The objective of the FOA is to select projects in FY16 that will further ongoing efforts to characterize naturally occurring gas hydrate deposits as well as their role in the natural environment and that will:

  • Support fundamental laboratory and numerical simulation studies of gas hydrate reservoir response to potential production activities.

  • Support fundamental field, laboratory and numerical simulation studies of the development and evolution of gas hydrate-bearing systems and their response over various temporal and spatial scales to natural perturbations.

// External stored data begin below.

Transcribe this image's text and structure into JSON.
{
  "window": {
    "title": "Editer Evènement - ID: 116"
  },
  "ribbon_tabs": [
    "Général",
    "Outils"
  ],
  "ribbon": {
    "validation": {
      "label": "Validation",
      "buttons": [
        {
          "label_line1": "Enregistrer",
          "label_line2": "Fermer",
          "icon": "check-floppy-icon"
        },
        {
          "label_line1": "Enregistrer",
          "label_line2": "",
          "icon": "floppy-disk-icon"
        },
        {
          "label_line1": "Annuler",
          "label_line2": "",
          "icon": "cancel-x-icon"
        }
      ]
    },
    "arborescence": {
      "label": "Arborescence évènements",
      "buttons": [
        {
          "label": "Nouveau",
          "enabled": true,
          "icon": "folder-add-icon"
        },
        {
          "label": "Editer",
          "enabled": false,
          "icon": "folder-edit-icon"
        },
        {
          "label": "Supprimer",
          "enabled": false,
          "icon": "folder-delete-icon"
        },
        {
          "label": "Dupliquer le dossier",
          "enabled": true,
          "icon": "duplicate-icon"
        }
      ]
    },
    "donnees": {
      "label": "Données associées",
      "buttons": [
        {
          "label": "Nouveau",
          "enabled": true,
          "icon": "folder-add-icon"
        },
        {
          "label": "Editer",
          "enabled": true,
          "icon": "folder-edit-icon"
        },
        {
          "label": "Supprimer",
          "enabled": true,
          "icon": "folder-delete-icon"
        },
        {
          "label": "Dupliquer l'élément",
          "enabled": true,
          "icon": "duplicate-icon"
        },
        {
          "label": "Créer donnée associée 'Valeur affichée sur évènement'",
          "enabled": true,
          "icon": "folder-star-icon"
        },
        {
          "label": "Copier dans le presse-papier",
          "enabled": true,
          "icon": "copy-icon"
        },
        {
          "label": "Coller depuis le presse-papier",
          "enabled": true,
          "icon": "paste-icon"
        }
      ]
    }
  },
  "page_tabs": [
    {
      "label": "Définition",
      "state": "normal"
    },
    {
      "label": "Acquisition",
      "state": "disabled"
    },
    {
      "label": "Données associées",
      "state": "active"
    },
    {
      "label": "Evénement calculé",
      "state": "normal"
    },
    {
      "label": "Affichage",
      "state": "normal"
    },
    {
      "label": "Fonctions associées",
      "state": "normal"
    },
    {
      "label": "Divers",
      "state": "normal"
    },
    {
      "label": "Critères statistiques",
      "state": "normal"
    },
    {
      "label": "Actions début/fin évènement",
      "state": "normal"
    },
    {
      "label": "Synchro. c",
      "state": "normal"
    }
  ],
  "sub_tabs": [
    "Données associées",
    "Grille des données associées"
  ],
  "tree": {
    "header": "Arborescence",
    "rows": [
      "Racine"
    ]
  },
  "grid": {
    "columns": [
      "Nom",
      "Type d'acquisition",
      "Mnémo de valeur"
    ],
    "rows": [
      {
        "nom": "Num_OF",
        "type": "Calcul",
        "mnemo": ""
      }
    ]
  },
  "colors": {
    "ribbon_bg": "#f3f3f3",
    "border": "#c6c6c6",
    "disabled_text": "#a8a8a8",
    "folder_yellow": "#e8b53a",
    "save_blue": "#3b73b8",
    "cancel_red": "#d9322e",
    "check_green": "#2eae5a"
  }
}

Two Technical Topic Areas being considered under the FOA:

Topic Area 1 – Hydrate System Response to Production Activities (Induced Change). Proposals are sought that utilize information from past or ongoing scientific field programs conducted both in the US and internationally, or new experimental studies that advance beyond past laboratory studies and utilize samples and approaches relevant to natural systems, to elucidate the petrophysical and thermodynamic nature of gas-hydrate-bearing sediments (including both the gas hydrate reservoirs and the bounding units), and their response to induced changes in physical and/or chemical environmental conditions.

Issues of particular focus include the response of reservoirs systems to depressurization, including geomechanical implications and the flow of heat within reservoirs.

In addition, studies that propose to utilize the data acquired during the 2012 Ignik Sikumi gas hydrate field trial to ascertain the nature of reservoir response to chemical injection would be of interest. Studies that address the potential environmental implications of production activities at a variety of temporal/spatial scales would also be of interest.

Topic Area 2 – Response of Methane Hydrate Systems to Natural Environmental Change. Proposals are sought for research to clarify gas hydrate’s occurrence and role in the global natural environment, with specific emphasis on work that can synthesize existing insights and information to clarify the processes by which gas hydrate deposits are formed, maintained, and evolve within geologic systems. In addition, analyses of the potential for significant response to warming climates (and attendant implications for ocean and atmospheric chemistry and geohazards) from climate-driven gas hydrate dissociation are of interest.